Thursday, November 01, 2007

November 1, 2007 All Saints Day

Today's text

Luke 6:20-21

"Blessed are you who are poor, for yours is the kigdom of God. Blessed are you who are hungry now, for you will be filled."

Reflection

It happened again, Sunday. The front wall of the sanctuary disappeared. Standing behind the table, the pastor raised her hands lifting the bread, then the cup. Suddenly, the bricks behind her were not there anymore, obscuring my vision of eternity. Instead, I saw those who have gone before and now enjoy clear vision of the One whose name is mercy, the blessed God whom I glimpse but in bits and snatches.
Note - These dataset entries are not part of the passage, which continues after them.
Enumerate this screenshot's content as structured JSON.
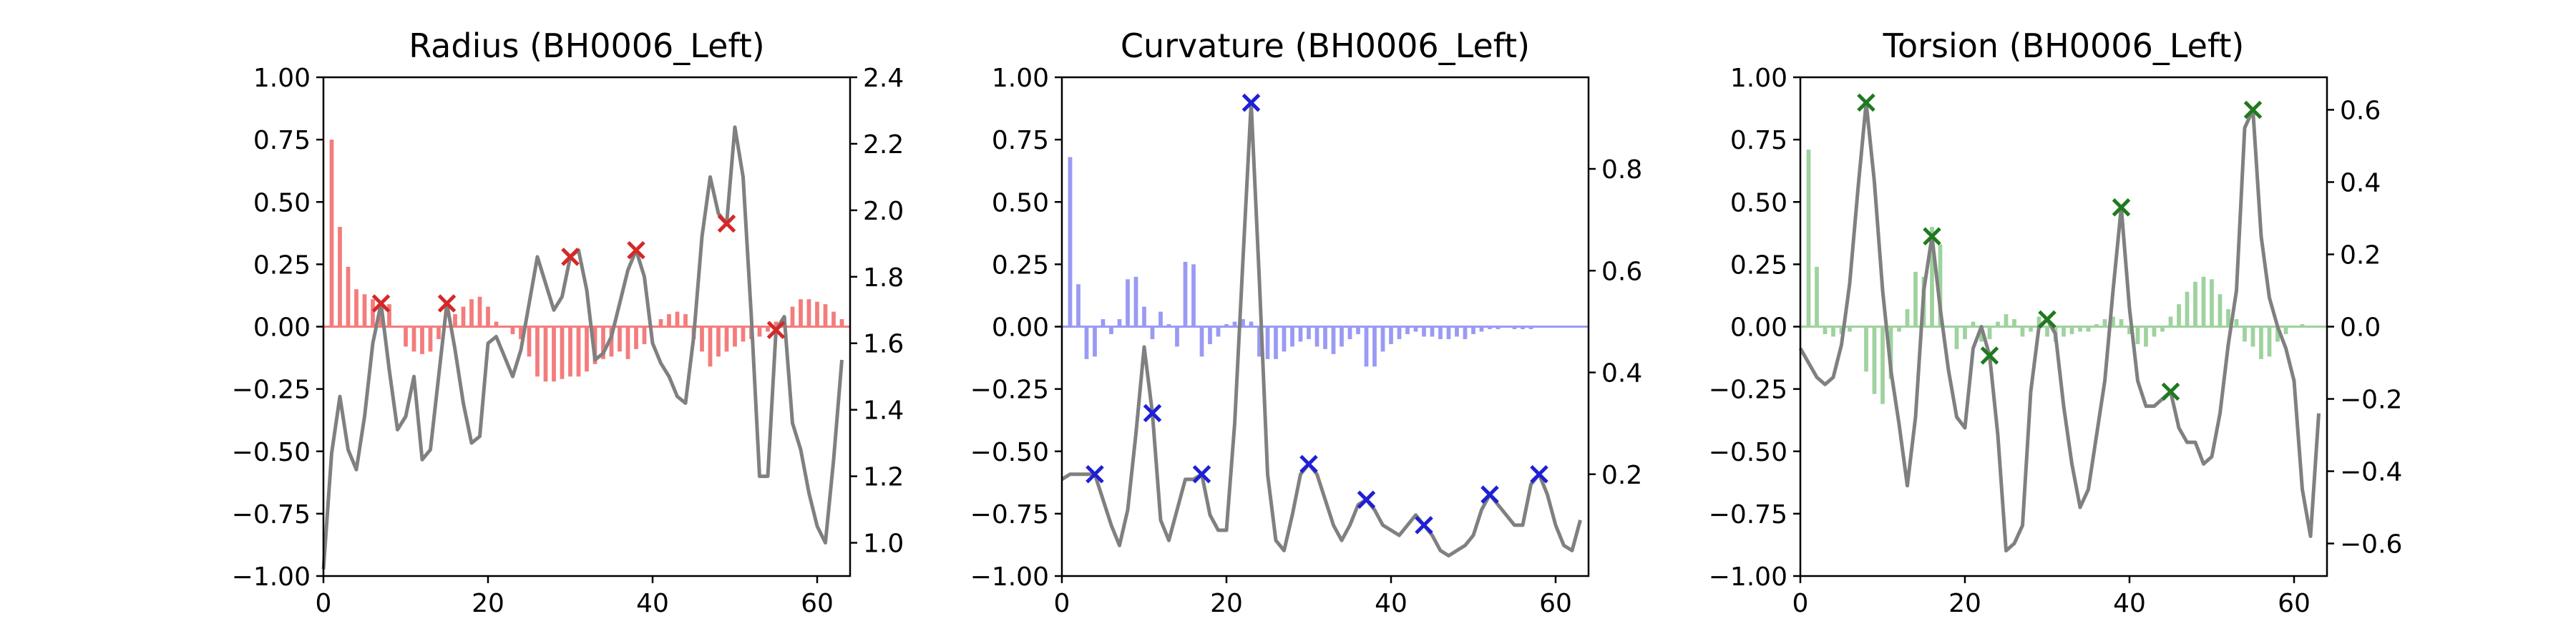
{
  "chart_data": [
    {
      "type": "bar+line",
      "title": "Radius (BH0006_Left)",
      "xlim": [
        0,
        64
      ],
      "ylim_left": [
        -1.0,
        1.0
      ],
      "ylim_right": [
        0.9,
        2.4
      ],
      "x_ticks": [
        "0",
        "20",
        "40",
        "60"
      ],
      "left_ticks": [
        "1.00",
        "0.75",
        "0.50",
        "0.25",
        "0.00",
        "−0.25",
        "−0.50",
        "−0.75",
        "−1.00"
      ],
      "right_ticks": [
        "2.4",
        "2.2",
        "2.0",
        "1.8",
        "1.6",
        "1.4",
        "1.2",
        "1.0"
      ],
      "colors": {
        "bars": "#f47c7c",
        "line": "#808080",
        "markers": "#d62728"
      },
      "bars": [
        0,
        0.75,
        0.4,
        0.24,
        0.15,
        0.13,
        0.11,
        0.1,
        0.09,
        0,
        -0.08,
        -0.1,
        -0.11,
        -0.1,
        -0.05,
        0,
        0.05,
        0.08,
        0.11,
        0.12,
        0.08,
        0.02,
        0,
        -0.03,
        -0.05,
        -0.12,
        -0.2,
        -0.22,
        -0.22,
        -0.21,
        -0.2,
        -0.2,
        -0.18,
        -0.15,
        -0.13,
        -0.12,
        -0.1,
        -0.13,
        -0.09,
        -0.07,
        0,
        0.03,
        0.05,
        0.06,
        0.05,
        -0.05,
        -0.1,
        -0.16,
        -0.12,
        -0.1,
        -0.08,
        -0.06,
        -0.05,
        -0.04,
        -0.02,
        0.02,
        0.04,
        0.08,
        0.11,
        0.11,
        0.1,
        0.09,
        0.06,
        0.03
      ],
      "line": [
        0.92,
        1.27,
        1.44,
        1.28,
        1.22,
        1.38,
        1.6,
        1.72,
        1.52,
        1.34,
        1.38,
        1.5,
        1.25,
        1.28,
        1.5,
        1.72,
        1.58,
        1.42,
        1.3,
        1.32,
        1.6,
        1.62,
        1.56,
        1.5,
        1.58,
        1.72,
        1.86,
        1.78,
        1.7,
        1.74,
        1.86,
        1.88,
        1.76,
        1.55,
        1.57,
        1.62,
        1.72,
        1.82,
        1.88,
        1.8,
        1.6,
        1.54,
        1.5,
        1.44,
        1.42,
        1.62,
        1.92,
        2.1,
        1.99,
        1.96,
        2.25,
        2.1,
        1.68,
        1.2,
        1.2,
        1.64,
        1.68,
        1.36,
        1.28,
        1.15,
        1.05,
        1.0,
        1.25,
        1.55
      ],
      "markers_x": [
        7,
        15,
        30,
        38,
        49,
        55
      ]
    },
    {
      "type": "bar+line",
      "title": "Curvature (BH0006_Left)",
      "xlim": [
        0,
        64
      ],
      "ylim_left": [
        -1.0,
        1.0
      ],
      "ylim_right": [
        0.0,
        0.98
      ],
      "x_ticks": [
        "0",
        "20",
        "40",
        "60"
      ],
      "left_ticks": [
        "1.00",
        "0.75",
        "0.50",
        "0.25",
        "0.00",
        "−0.25",
        "−0.50",
        "−0.75",
        "−1.00"
      ],
      "right_ticks": [
        "0.8",
        "0.6",
        "0.4",
        "0.2"
      ],
      "colors": {
        "bars": "#9a9af4",
        "line": "#808080",
        "markers": "#1f1fd6"
      },
      "bars": [
        0,
        0.68,
        0.17,
        -0.13,
        -0.12,
        0.03,
        -0.03,
        0.03,
        0.19,
        0.2,
        0.08,
        -0.05,
        0.06,
        0.01,
        -0.08,
        0.26,
        0.25,
        -0.12,
        -0.07,
        -0.04,
        0.01,
        0.02,
        0.03,
        0.02,
        -0.12,
        -0.13,
        -0.13,
        -0.1,
        -0.08,
        -0.06,
        -0.05,
        -0.08,
        -0.09,
        -0.11,
        -0.08,
        -0.05,
        -0.03,
        -0.16,
        -0.16,
        -0.1,
        -0.07,
        -0.05,
        -0.03,
        -0.02,
        -0.04,
        -0.04,
        -0.05,
        -0.05,
        -0.04,
        -0.05,
        -0.03,
        -0.02,
        -0.01,
        -0.01,
        0,
        -0.01,
        -0.01,
        -0.01,
        0,
        0,
        0,
        0,
        0,
        0
      ],
      "line": [
        0.19,
        0.2,
        0.2,
        0.2,
        0.2,
        0.15,
        0.1,
        0.06,
        0.13,
        0.28,
        0.45,
        0.32,
        0.11,
        0.07,
        0.13,
        0.19,
        0.19,
        0.2,
        0.12,
        0.09,
        0.09,
        0.3,
        0.62,
        0.93,
        0.58,
        0.2,
        0.07,
        0.05,
        0.12,
        0.2,
        0.22,
        0.2,
        0.15,
        0.1,
        0.07,
        0.1,
        0.14,
        0.15,
        0.13,
        0.1,
        0.09,
        0.08,
        0.1,
        0.12,
        0.1,
        0.08,
        0.05,
        0.04,
        0.05,
        0.06,
        0.08,
        0.13,
        0.16,
        0.14,
        0.12,
        0.1,
        0.1,
        0.18,
        0.2,
        0.16,
        0.1,
        0.06,
        0.05,
        0.11
      ],
      "markers_x": [
        4,
        11,
        17,
        23,
        30,
        37,
        44,
        52,
        58
      ]
    },
    {
      "type": "bar+line",
      "title": "Torsion (BH0006_Left)",
      "xlim": [
        0,
        64
      ],
      "ylim_left": [
        -1.0,
        1.0
      ],
      "ylim_right": [
        -0.69,
        0.69
      ],
      "x_ticks": [
        "0",
        "20",
        "40",
        "60"
      ],
      "left_ticks": [
        "1.00",
        "0.75",
        "0.50",
        "0.25",
        "0.00",
        "−0.25",
        "−0.50",
        "−0.75",
        "−1.00"
      ],
      "right_ticks": [
        "0.6",
        "0.4",
        "0.2",
        "0.0",
        "−0.2",
        "−0.4",
        "−0.6"
      ],
      "colors": {
        "bars": "#9ed29e",
        "line": "#808080",
        "markers": "#1f7a1f"
      },
      "bars": [
        0,
        0.71,
        0.24,
        -0.03,
        -0.04,
        -0.03,
        -0.02,
        0,
        -0.18,
        -0.27,
        -0.31,
        -0.21,
        -0.02,
        0.07,
        0.22,
        0.2,
        0.4,
        0.33,
        0,
        -0.09,
        -0.05,
        0.02,
        -0.06,
        -0.05,
        0.02,
        0.05,
        0.03,
        -0.04,
        -0.02,
        0.04,
        -0.04,
        -0.06,
        -0.04,
        -0.03,
        -0.02,
        -0.02,
        0.01,
        0.03,
        0.04,
        0.03,
        -0.03,
        -0.07,
        -0.08,
        -0.04,
        -0.02,
        0.04,
        0.09,
        0.14,
        0.18,
        0.2,
        0.19,
        0.13,
        0.07,
        0.03,
        -0.06,
        -0.08,
        -0.13,
        -0.12,
        -0.06,
        -0.03,
        0,
        0.01,
        0,
        0
      ],
      "line": [
        -0.06,
        -0.1,
        -0.14,
        -0.16,
        -0.14,
        -0.05,
        0.12,
        0.38,
        0.62,
        0.4,
        0.1,
        -0.12,
        -0.27,
        -0.44,
        -0.25,
        0.1,
        0.25,
        0.05,
        -0.12,
        -0.25,
        -0.28,
        -0.06,
        0.0,
        -0.08,
        -0.3,
        -0.62,
        -0.6,
        -0.55,
        -0.18,
        0.0,
        0.02,
        -0.02,
        -0.22,
        -0.38,
        -0.5,
        -0.45,
        -0.3,
        -0.15,
        0.1,
        0.33,
        0.05,
        -0.15,
        -0.22,
        -0.22,
        -0.2,
        -0.18,
        -0.28,
        -0.32,
        -0.32,
        -0.38,
        -0.36,
        -0.24,
        -0.05,
        0.1,
        0.55,
        0.6,
        0.25,
        0.08,
        0.0,
        -0.06,
        -0.15,
        -0.45,
        -0.58,
        -0.24
      ],
      "markers_x": [
        8,
        16,
        23,
        30,
        39,
        45,
        55
      ]
    }
  ]
}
I saw them, and their eyes, too, rose as the pastor lifted the holy gifts of God’s constant giving. A great crowd with smiling eyes and moist cheeks, they looked back at us, the living congregation among whom I stood.

We were not two, but one congregation: Here and there, in time and eternity, living and … well, living. One part shining in glory, the other struggling and confused, yet all sharing “mystic sweet communion” with the One we receive at the Lord’s Table.

I saw Grandma Lavina and my beloved father, as gentle an s ever. I saw strangers and faces I have known in the death camps of Sudan and Somalia, the deserts of Namibia and the hovels of Nicaragua to those I knew and loved on the sun-baked plains of Nebraska, Magdalena and Eilert and all the rest, all of us gathered around the table, receiving God’s inexhaustible, eternally abundant life.

My vision, like the holy table, is not an illusion. It is reality. It is now. And it is the future to which the risen Christ is drawing all things, you and me and the beloved for whom our hearts long.

We gather around God’s eternal table of grace, those in time and eternity, those here and those who gaze upon the beauty of God.

We stand together, with all the hosts of heaven, with saints of every time and place, with all the missing faces for whom we light our candles. With them, we hold out empty hands and taste eternity, even now, even here, at this table.

The body and blood of the One who is life is here for us all.